Dans la partie londonienne, on prend connaissance de ce qui a pu engendrer cette haine absurde des deux hommes, combattants de la même cause, celle de la liberté. Et puis vient la narration du duel lui-même où la psychologie des deux adversaires se dévoile en partie. A un Cournet sûr de lui et qui fait preuve de générosité ou d'inconscience en refusant le duel à l'épée où il serait presque sûr de gagner, s'oppose un Barthelemy muré dans sa haine mais restant malgré cela froidement calculateur dans ses décisions et qui n'hésite pas à tirer sur son adversaire à vingt pas alors que Cournet avait ouvert le premier le feu à trente pas. L'officier de marine meurt peu après d'avoir reçu la balle de Barthelemy. Ce dernier bénéficiera d'un verdict clément du tribunal anglais qui le condamne à sept mois d'emprisonnement.

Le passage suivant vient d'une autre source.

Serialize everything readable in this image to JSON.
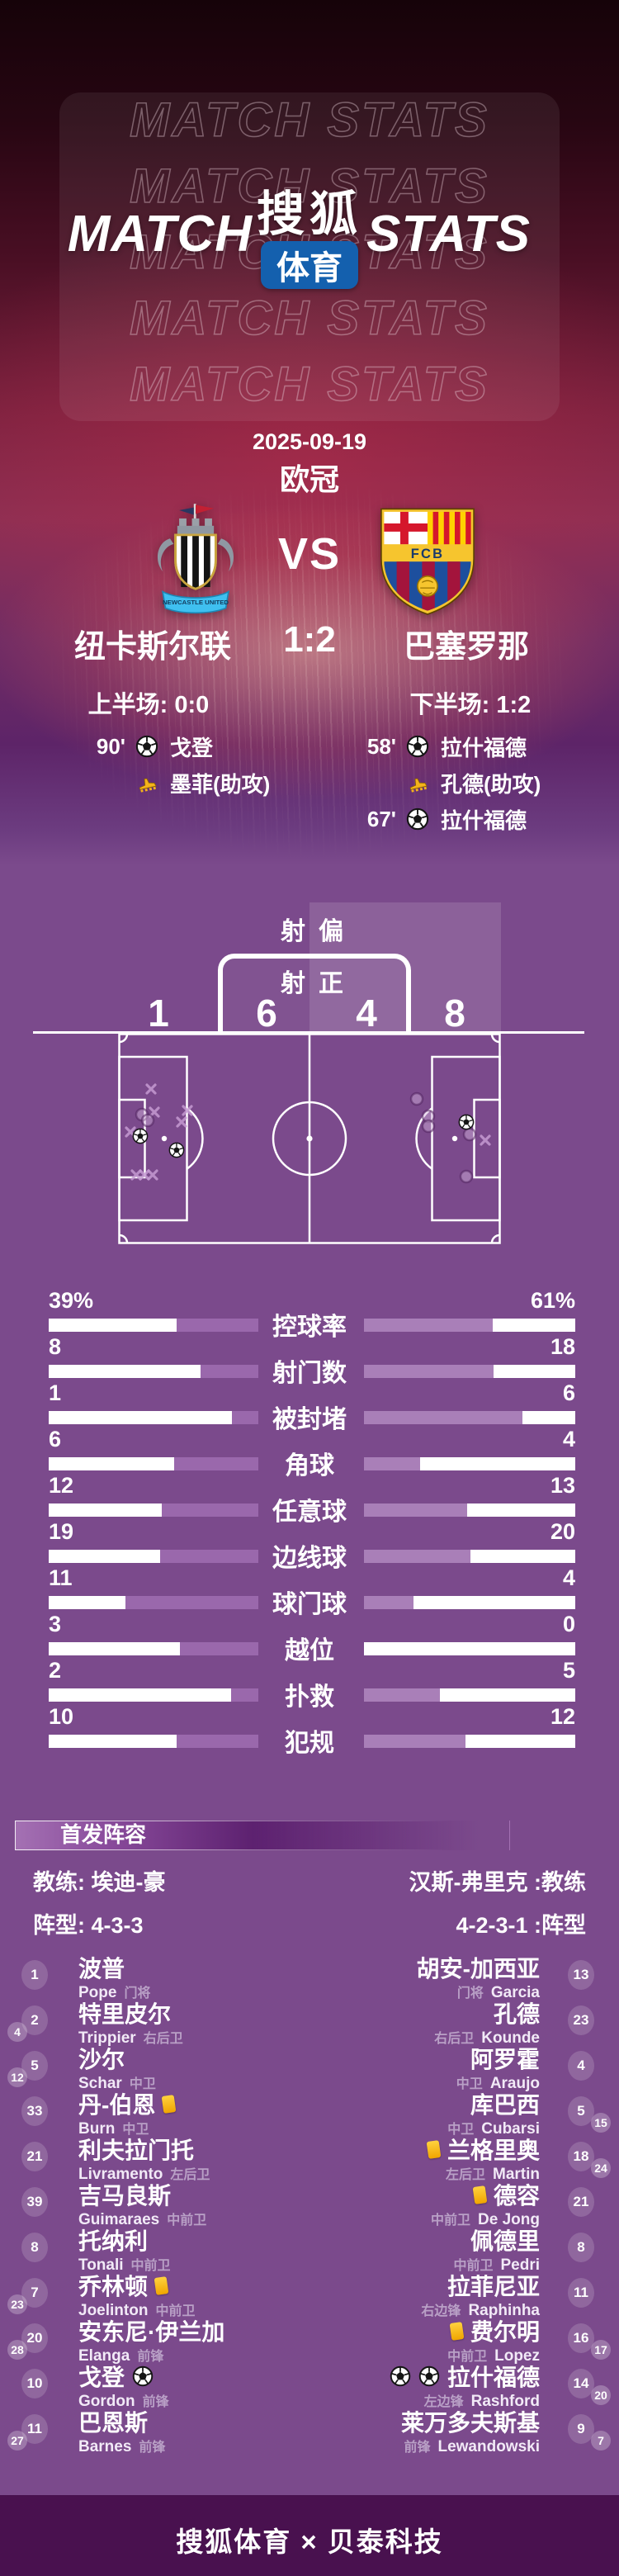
{
  "hero": {
    "watermark": "MATCH STATS",
    "title_left": "MATCH",
    "title_right": "STATS",
    "logo_script": "搜狐",
    "logo_badge": "体育",
    "logo_badge_color": "#1460ae",
    "date": "2025-09-19",
    "league": "欧冠",
    "vs": "VS",
    "home_name": "纽卡斯尔联",
    "away_name": "巴塞罗那",
    "score": "1:2",
    "half1": "上半场: 0:0",
    "half2": "下半场: 1:2",
    "home_events": [
      {
        "minute": "90'",
        "icon": "goal",
        "player": "戈登"
      },
      {
        "minute": "",
        "icon": "assist",
        "player": "墨菲(助攻)"
      }
    ],
    "away_events": [
      {
        "minute": "58'",
        "icon": "goal",
        "player": "拉什福德"
      },
      {
        "minute": "",
        "icon": "assist",
        "player": "孔德(助攻)"
      },
      {
        "minute": "67'",
        "icon": "goal",
        "player": "拉什福德"
      }
    ]
  },
  "shot_map": {
    "off_left_char": "射",
    "off_right_char": "偏",
    "on_left_char": "射",
    "on_right_char": "正",
    "home_off": 1,
    "home_on": 6,
    "away_on": 4,
    "away_off": 8,
    "markers": {
      "away": [
        {
          "t": "x",
          "x": 40,
          "y": 68
        },
        {
          "t": "x",
          "x": 44,
          "y": 96
        },
        {
          "t": "x",
          "x": 84,
          "y": 94
        },
        {
          "t": "x",
          "x": 77,
          "y": 108
        },
        {
          "t": "x",
          "x": 15,
          "y": 120
        },
        {
          "t": "x",
          "x": 22,
          "y": 172
        },
        {
          "t": "x",
          "x": 32,
          "y": 172
        },
        {
          "t": "x",
          "x": 42,
          "y": 172
        },
        {
          "t": "o",
          "x": 29,
          "y": 99
        },
        {
          "t": "o",
          "x": 36,
          "y": 106
        },
        {
          "t": "b",
          "x": 27,
          "y": 125
        },
        {
          "t": "b",
          "x": 71,
          "y": 142
        }
      ],
      "home": [
        {
          "t": "o",
          "x": 362,
          "y": 80
        },
        {
          "t": "o",
          "x": 376,
          "y": 101
        },
        {
          "t": "o",
          "x": 376,
          "y": 113
        },
        {
          "t": "o",
          "x": 426,
          "y": 123
        },
        {
          "t": "o",
          "x": 422,
          "y": 174
        },
        {
          "t": "b",
          "x": 422,
          "y": 108
        },
        {
          "t": "x",
          "x": 445,
          "y": 130
        }
      ]
    }
  },
  "chart_data": {
    "type": "bar",
    "layout": "mirrored-horizontal",
    "categories": [
      "控球率",
      "射门数",
      "被封堵",
      "角球",
      "任意球",
      "边线球",
      "球门球",
      "越位",
      "扑救",
      "犯规"
    ],
    "series": [
      {
        "name": "纽卡斯尔联",
        "values": [
          39,
          8,
          1,
          6,
          12,
          19,
          11,
          3,
          2,
          10
        ]
      },
      {
        "name": "巴塞罗那",
        "values": [
          61,
          18,
          6,
          4,
          13,
          20,
          4,
          0,
          5,
          12
        ]
      }
    ],
    "rows": [
      {
        "key": "possession",
        "label": "控球率",
        "home": "39%",
        "away": "61%",
        "home_pct": 39,
        "away_pct": 61
      },
      {
        "key": "shots",
        "label": "射门数",
        "home": "8",
        "away": "18",
        "home_pct": 27.5,
        "away_pct": 61.5
      },
      {
        "key": "blocked",
        "label": "被封堵",
        "home": "1",
        "away": "6",
        "home_pct": 12.5,
        "away_pct": 75
      },
      {
        "key": "corners",
        "label": "角球",
        "home": "6",
        "away": "4",
        "home_pct": 40,
        "away_pct": 26.5
      },
      {
        "key": "free-kicks",
        "label": "任意球",
        "home": "12",
        "away": "13",
        "home_pct": 46,
        "away_pct": 49
      },
      {
        "key": "throw-ins",
        "label": "边线球",
        "home": "19",
        "away": "20",
        "home_pct": 47,
        "away_pct": 50.5
      },
      {
        "key": "goal-kicks",
        "label": "球门球",
        "home": "11",
        "away": "4",
        "home_pct": 63.5,
        "away_pct": 23.5
      },
      {
        "key": "offsides",
        "label": "越位",
        "home": "3",
        "away": "0",
        "home_pct": 37.5,
        "away_pct": 0
      },
      {
        "key": "saves",
        "label": "扑救",
        "home": "2",
        "away": "5",
        "home_pct": 13,
        "away_pct": 36
      },
      {
        "key": "fouls",
        "label": "犯规",
        "home": "10",
        "away": "12",
        "home_pct": 39,
        "away_pct": 48
      }
    ]
  },
  "lineup": {
    "section_title": "首发阵容",
    "home_coach": "教练: 埃迪-豪",
    "away_coach": "汉斯-弗里克 :教练",
    "home_formation": "阵型: 4-3-3",
    "away_formation": "4-2-3-1 :阵型",
    "home": [
      {
        "num": 1,
        "name": "波普",
        "en": "Pope",
        "pos": "门将"
      },
      {
        "num": 2,
        "name": "特里皮尔",
        "en": "Trippier",
        "pos": "右后卫",
        "sub": 4
      },
      {
        "num": 5,
        "name": "沙尔",
        "en": "Schar",
        "pos": "中卫",
        "sub": 12
      },
      {
        "num": 33,
        "name": "丹-伯恩",
        "en": "Burn",
        "pos": "中卫",
        "yellow": 1
      },
      {
        "num": 21,
        "name": "利夫拉门托",
        "en": "Livramento",
        "pos": "左后卫"
      },
      {
        "num": 39,
        "name": "吉马良斯",
        "en": "Guimaraes",
        "pos": "中前卫"
      },
      {
        "num": 8,
        "name": "托纳利",
        "en": "Tonali",
        "pos": "中前卫"
      },
      {
        "num": 7,
        "name": "乔林顿",
        "en": "Joelinton",
        "pos": "中前卫",
        "yellow": 1,
        "sub": 23
      },
      {
        "num": 20,
        "name": "安东尼·伊兰加",
        "en": "Elanga",
        "pos": "前锋",
        "sub": 28
      },
      {
        "num": 10,
        "name": "戈登",
        "en": "Gordon",
        "pos": "前锋",
        "goals": 1
      },
      {
        "num": 11,
        "name": "巴恩斯",
        "en": "Barnes",
        "pos": "前锋",
        "sub": 27
      }
    ],
    "away": [
      {
        "num": 13,
        "name": "胡安-加西亚",
        "en": "Garcia",
        "pos": "门将"
      },
      {
        "num": 23,
        "name": "孔德",
        "en": "Kounde",
        "pos": "右后卫"
      },
      {
        "num": 4,
        "name": "阿罗霍",
        "en": "Araujo",
        "pos": "中卫"
      },
      {
        "num": 5,
        "name": "库巴西",
        "en": "Cubarsi",
        "pos": "中卫",
        "sub": 15
      },
      {
        "num": 18,
        "name": "兰格里奥",
        "en": "Martin",
        "pos": "左后卫",
        "yellow": 1,
        "sub": 24
      },
      {
        "num": 21,
        "name": "德容",
        "en": "De Jong",
        "pos": "中前卫",
        "yellow": 1
      },
      {
        "num": 8,
        "name": "佩德里",
        "en": "Pedri",
        "pos": "中前卫"
      },
      {
        "num": 11,
        "name": "拉菲尼亚",
        "en": "Raphinha",
        "pos": "右边锋"
      },
      {
        "num": 16,
        "name": "费尔明",
        "en": "Lopez",
        "pos": "中前卫",
        "yellow": 1,
        "sub": 17
      },
      {
        "num": 14,
        "name": "拉什福德",
        "en": "Rashford",
        "pos": "左边锋",
        "goals": 2,
        "sub": 20
      },
      {
        "num": 9,
        "name": "莱万多夫斯基",
        "en": "Lewandowski",
        "pos": "前锋",
        "sub": 7
      }
    ]
  },
  "footer": {
    "text": "搜狐体育 × 贝泰科技"
  }
}
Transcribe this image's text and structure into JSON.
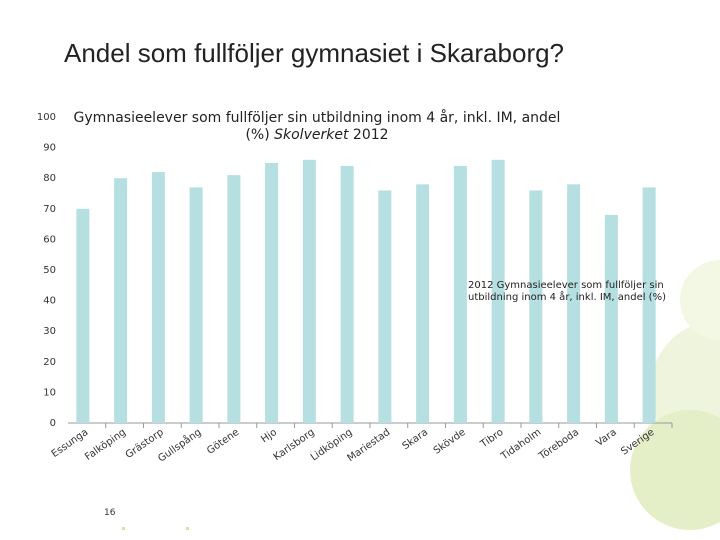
{
  "page_title": "Andel som fullföljer gymnasiet i Skaraborg?",
  "page_number": "16",
  "chart_data": {
    "type": "bar",
    "title": "Gymnasieelever som fullföljer sin utbildning inom 4 år, inkl. IM, andel (%)",
    "source": "Skolverket",
    "source_year": "2012",
    "categories": [
      "Essunga",
      "Falköping",
      "Grästorp",
      "Gullspång",
      "Götene",
      "Hjo",
      "Karlsborg",
      "Lidköping",
      "Mariestad",
      "Skara",
      "Skövde",
      "Tibro",
      "Tidaholm",
      "Töreboda",
      "Vara",
      "Sverige"
    ],
    "series": [
      {
        "name": "2012 Gymnasieelever som fullföljer sin utbildning inom 4 år, inkl. IM, andel (%)",
        "color": "#b5dfe0",
        "values": [
          70,
          80,
          82,
          77,
          81,
          85,
          86,
          84,
          76,
          78,
          84,
          86,
          76,
          78,
          68,
          77
        ]
      }
    ],
    "ylim": [
      0,
      100
    ],
    "yticks": [
      0,
      10,
      20,
      30,
      40,
      50,
      60,
      70,
      80,
      90,
      100
    ],
    "grid": false
  }
}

Les dernières pages du livre sont à mon sens les plus belles car elles tentent de retrouver la clé du personnage de l'ouvrier blanquiste dans sa dérive mortifère. Deux ans après le duel, Barthelemy, dans des conditions qui resteront à jamais mystérieuses tue un certain George Moore avec lequel il avait rendez-vous en compagnie d'une mystérieuse jeune femme au visage couvert d'une voilette et dont on ne connaîtra jamais l'identité. Il aggrave son cas en tuant, dans sa fuite, un de ses poursuivants. Il sera pour cela condamné à la pendaison.
Dans sa prison de condamné à mort, Barthelemy reçoit une lettre en français d'une nommée Sophie qui est peut-être ou peut-être pas la femme à la voilette. C'est une lettre d'une femme qui l'assure de son amour au-delà de la mort et qu'il lit avec émotion. Il demandera de garder cette lettre dans ses mains lors de son exécution. On ne peut se défendre de l'impression, nous dit Rolin, que la révolte violente et souvent fanatique qui l'a emporté depuis sa jeunesse s'est muée en un désespoir lucide.
Les digressions dans la « digression » qu'on a parfois reprochées à l'auteur sont au contraire des compléments utiles que ce soit pour l'enquête historique elle-même ou pour la compréhension du cheminement de son écriture.
On referme le livre avec regret. Ni Cournet ni Barthelemy ne sont devenus mes amis. Mais ils restent là dans ma mémoire dans les circonvolutions de leurs destins tourmentés.